Relativisme moral adalah posisi filosofis bahwa moralitas itu relatif dan bahwa orang harus berusaha menjadi baik, tetapi hanya dengan mengikuti hati nurani mereka sendiri. Relativisme moral dapat dikontraskan dengan objektivisme moral, pandangan umum dari banyak filsuf dan agama bahwa ada moralitas objektif, kadang-kadang ditetapkan oleh Tuhan, benar dan salah objektif. Kedua posisi ini telah terjerat selama ribuan tahun dan merupakan penyebab yang berkontribusi terhadap banyak perang. Namun, dapat diperdebatkan bahwa perang dan konflik antara gagasan yang saling bertentangan tentang moralitas objektif lebih umum daripada perang antara moralis objektif dan subjektif.
Satu ungkapan yang sebagian meringkas filosofi relativisme moral adalah “hidup dan biarkan hidup.” Kadang-kadang ungkapan “relativisme moral” digunakan sebagai penghinaan oleh para objektivis moral dan teis. Ini sering disertai dengan pernyataan bahwa relativisme ini menyiratkan ketiadaan moralitas sama sekali, tetapi relativis moral umumnya percaya pada kode moral, hanya saja tidak berlaku secara universal. Di kalangan teis, relativisme moral memiliki reputasi buruk, terutama karena sebagian besar agama mengajarkan objektivisme moral. Pengecualian yang menonjol adalah agama Buddha.
Relativisme moral telah ada sejak lama, dengan tulisan-tulisan awal oleh sejarawan Yunani Herodotus (c. 484 – 420 SM) menunjukkan bahwa setiap masyarakat memiliki kode moralnya sendiri dan mereka semua menganggap mereka sendiri sebagai yang terbaik. Perlu dicatat bahwa relativisme parsial adalah mungkin — seseorang mungkin percaya pada inti kebenaran moral objektif, misalnya, “membunuh itu salah,” tetapi percaya bahwa masalah yang lebih bernuansa, seperti berapa banyak pendapatan seseorang untuk disumbangkan, adalah lebih subjektif. Kebanyakan orang, bahkan objektivis moral yang berlabel diri, biasanya memiliki beberapa area penalaran moral yang tidak sepenuhnya mereka yakini, dan dengan demikian mengakui beberapa derajat relativisme moral.

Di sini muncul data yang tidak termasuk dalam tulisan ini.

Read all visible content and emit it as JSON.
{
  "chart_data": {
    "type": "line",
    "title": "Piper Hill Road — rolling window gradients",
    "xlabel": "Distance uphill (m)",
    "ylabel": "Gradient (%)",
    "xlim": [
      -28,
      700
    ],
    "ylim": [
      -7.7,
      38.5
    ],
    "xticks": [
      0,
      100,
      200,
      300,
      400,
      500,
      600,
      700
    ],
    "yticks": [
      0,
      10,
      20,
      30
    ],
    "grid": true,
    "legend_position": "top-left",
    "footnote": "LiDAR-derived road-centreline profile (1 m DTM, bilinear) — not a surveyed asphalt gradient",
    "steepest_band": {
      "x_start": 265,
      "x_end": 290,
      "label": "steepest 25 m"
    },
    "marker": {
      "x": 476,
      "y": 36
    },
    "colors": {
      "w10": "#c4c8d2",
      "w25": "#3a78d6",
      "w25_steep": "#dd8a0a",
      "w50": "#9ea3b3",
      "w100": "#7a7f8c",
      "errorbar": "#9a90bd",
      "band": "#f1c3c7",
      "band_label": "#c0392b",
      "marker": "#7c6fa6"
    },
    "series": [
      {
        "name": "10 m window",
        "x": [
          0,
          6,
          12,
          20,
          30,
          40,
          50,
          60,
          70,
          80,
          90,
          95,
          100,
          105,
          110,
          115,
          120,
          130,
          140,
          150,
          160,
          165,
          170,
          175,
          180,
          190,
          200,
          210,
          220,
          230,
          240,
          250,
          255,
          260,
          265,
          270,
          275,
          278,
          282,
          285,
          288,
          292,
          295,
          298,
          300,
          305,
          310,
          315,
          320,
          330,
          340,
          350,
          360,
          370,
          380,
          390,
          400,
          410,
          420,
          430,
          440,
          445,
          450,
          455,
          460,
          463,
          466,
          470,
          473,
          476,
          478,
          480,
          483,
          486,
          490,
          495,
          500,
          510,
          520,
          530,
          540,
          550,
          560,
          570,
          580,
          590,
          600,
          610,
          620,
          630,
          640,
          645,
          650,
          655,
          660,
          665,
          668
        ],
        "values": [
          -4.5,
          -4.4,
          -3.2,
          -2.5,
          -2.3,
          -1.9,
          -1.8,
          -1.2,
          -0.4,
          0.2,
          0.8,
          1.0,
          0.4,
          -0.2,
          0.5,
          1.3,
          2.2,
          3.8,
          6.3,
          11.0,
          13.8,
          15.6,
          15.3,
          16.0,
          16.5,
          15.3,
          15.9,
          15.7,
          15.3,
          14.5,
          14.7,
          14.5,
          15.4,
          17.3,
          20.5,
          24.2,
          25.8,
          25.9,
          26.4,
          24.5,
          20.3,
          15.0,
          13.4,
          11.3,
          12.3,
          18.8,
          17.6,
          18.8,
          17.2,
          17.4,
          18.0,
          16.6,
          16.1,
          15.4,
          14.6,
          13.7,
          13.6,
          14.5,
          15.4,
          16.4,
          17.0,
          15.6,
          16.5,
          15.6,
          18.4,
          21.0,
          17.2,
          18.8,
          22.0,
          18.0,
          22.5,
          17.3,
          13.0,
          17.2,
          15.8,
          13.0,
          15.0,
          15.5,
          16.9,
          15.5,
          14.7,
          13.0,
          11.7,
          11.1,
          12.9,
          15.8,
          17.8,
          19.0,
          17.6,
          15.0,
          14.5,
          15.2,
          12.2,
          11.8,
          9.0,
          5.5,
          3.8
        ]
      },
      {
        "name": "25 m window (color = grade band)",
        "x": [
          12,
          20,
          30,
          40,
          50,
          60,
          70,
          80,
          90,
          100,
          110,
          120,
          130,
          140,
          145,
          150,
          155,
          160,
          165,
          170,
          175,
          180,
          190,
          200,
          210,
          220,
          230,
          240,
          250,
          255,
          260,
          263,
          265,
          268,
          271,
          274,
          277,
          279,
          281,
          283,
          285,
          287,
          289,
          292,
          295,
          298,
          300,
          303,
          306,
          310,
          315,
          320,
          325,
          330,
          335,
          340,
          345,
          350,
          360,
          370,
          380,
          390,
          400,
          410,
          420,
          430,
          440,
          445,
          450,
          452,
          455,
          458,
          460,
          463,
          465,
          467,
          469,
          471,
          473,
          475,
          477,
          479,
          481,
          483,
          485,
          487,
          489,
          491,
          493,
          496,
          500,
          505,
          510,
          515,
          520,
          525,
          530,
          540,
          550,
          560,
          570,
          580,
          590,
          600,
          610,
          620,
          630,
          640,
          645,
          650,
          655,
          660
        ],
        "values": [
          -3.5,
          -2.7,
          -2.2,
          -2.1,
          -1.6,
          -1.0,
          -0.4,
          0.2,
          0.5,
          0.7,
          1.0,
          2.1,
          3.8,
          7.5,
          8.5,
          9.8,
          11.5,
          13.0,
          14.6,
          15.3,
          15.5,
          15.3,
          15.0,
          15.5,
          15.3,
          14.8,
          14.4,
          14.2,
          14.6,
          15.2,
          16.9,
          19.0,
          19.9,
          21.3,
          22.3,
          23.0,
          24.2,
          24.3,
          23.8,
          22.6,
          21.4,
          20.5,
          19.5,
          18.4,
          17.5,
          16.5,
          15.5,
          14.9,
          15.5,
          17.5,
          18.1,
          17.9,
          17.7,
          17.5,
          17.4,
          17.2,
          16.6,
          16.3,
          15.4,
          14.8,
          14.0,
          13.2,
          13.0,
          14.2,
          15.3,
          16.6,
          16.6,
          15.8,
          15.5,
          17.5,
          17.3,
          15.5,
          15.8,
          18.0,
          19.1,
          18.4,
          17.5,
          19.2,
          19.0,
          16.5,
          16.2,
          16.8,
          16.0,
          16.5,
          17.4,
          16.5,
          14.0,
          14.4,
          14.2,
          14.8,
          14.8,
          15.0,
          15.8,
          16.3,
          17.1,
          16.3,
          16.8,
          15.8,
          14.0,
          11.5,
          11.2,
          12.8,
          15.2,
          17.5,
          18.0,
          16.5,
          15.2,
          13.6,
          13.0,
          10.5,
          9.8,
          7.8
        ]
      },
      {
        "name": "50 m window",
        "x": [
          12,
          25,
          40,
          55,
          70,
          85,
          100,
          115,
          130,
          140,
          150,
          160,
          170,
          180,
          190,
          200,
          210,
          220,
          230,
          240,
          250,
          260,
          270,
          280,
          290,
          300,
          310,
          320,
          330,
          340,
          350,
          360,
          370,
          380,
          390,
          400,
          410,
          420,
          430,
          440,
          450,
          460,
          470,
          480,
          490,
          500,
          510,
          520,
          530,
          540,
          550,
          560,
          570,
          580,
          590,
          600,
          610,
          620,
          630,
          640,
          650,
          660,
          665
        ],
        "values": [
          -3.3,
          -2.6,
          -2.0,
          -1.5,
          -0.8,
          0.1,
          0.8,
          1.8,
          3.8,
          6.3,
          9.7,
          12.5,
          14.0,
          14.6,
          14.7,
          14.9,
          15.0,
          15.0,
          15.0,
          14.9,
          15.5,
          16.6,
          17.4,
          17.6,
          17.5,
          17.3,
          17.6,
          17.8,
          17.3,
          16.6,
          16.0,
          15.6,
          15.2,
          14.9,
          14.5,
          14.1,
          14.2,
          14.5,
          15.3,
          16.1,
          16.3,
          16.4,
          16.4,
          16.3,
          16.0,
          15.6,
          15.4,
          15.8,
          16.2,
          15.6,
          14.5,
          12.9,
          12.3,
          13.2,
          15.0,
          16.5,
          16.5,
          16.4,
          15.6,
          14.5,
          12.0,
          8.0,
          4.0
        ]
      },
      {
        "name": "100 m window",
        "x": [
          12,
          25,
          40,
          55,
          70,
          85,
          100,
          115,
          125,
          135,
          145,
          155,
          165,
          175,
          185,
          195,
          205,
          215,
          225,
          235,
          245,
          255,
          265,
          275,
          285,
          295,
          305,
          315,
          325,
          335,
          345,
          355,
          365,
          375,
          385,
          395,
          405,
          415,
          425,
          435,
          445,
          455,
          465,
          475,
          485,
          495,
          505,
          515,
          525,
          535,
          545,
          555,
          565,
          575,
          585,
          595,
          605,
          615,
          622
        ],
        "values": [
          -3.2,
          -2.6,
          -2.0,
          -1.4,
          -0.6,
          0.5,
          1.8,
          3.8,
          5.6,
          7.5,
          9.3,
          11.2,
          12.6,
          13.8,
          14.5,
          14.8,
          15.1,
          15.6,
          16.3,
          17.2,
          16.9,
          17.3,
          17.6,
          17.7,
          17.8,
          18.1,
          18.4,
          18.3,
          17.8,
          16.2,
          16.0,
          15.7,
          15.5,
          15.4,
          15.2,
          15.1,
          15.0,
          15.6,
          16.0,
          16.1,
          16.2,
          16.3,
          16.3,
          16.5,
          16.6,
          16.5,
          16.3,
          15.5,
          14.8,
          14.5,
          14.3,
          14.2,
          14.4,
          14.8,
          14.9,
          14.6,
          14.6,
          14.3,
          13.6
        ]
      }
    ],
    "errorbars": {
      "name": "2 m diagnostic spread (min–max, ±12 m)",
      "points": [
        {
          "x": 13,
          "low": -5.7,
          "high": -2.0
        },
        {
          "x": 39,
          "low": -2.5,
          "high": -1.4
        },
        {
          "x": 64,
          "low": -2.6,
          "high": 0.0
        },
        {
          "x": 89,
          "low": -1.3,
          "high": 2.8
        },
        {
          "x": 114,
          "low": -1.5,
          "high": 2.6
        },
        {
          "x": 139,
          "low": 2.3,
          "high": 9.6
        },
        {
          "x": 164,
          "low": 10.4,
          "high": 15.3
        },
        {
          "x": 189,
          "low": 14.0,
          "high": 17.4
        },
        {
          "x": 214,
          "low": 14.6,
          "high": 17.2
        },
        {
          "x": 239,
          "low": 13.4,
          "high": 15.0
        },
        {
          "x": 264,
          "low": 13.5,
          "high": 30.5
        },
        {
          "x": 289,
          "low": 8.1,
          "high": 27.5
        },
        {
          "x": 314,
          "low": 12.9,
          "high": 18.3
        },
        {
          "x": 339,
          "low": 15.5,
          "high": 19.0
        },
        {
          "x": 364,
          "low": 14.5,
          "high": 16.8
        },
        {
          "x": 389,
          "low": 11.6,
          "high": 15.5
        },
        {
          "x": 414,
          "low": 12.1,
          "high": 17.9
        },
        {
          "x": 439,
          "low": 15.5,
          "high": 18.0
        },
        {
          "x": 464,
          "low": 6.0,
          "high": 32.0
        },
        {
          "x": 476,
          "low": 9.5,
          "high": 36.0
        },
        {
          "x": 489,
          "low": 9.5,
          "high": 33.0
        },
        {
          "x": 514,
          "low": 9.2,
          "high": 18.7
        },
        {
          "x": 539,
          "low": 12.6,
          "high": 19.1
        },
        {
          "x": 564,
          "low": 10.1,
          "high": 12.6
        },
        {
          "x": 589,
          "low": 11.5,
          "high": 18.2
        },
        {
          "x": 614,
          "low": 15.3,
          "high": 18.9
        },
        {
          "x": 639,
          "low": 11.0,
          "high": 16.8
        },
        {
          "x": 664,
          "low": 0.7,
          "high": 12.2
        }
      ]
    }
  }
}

Yang lain akan berpendapat bahwa ini tidak melepaskan objektivisme moral, hanya mengakui pengetahuan yang tidak sempurna tentang apa itu moralitas objektif.
Salah satu filsuf relativis moral yang paling terkenal dan terkenal di abad ke-20 adalah Jean-Paul Sartre, yang mempelopori filsafat eksistensialisme, yang pada dasarnya menegaskan bahwa umat manusia sendirian di alam semesta dan kita tidak memiliki moralitas untuk berpaling kecuali apa yang kita ciptakan untuk diri kita sendiri. Namun, tidak semua relativis moral setuju dengan Sartre. Banyak relativis moral hanya termotivasi oleh penghindaran etnosentrisme — menghindari anggapan bahwa budaya sendiri lebih unggul dari yang lain. Mereka berpendapat bahwa ini penting untuk perdamaian dunia, menunjuk pada banyak contoh sejarah ketika budaya menyajikan kekejaman pada orang lain karena inferioritas moral yang dirasakan.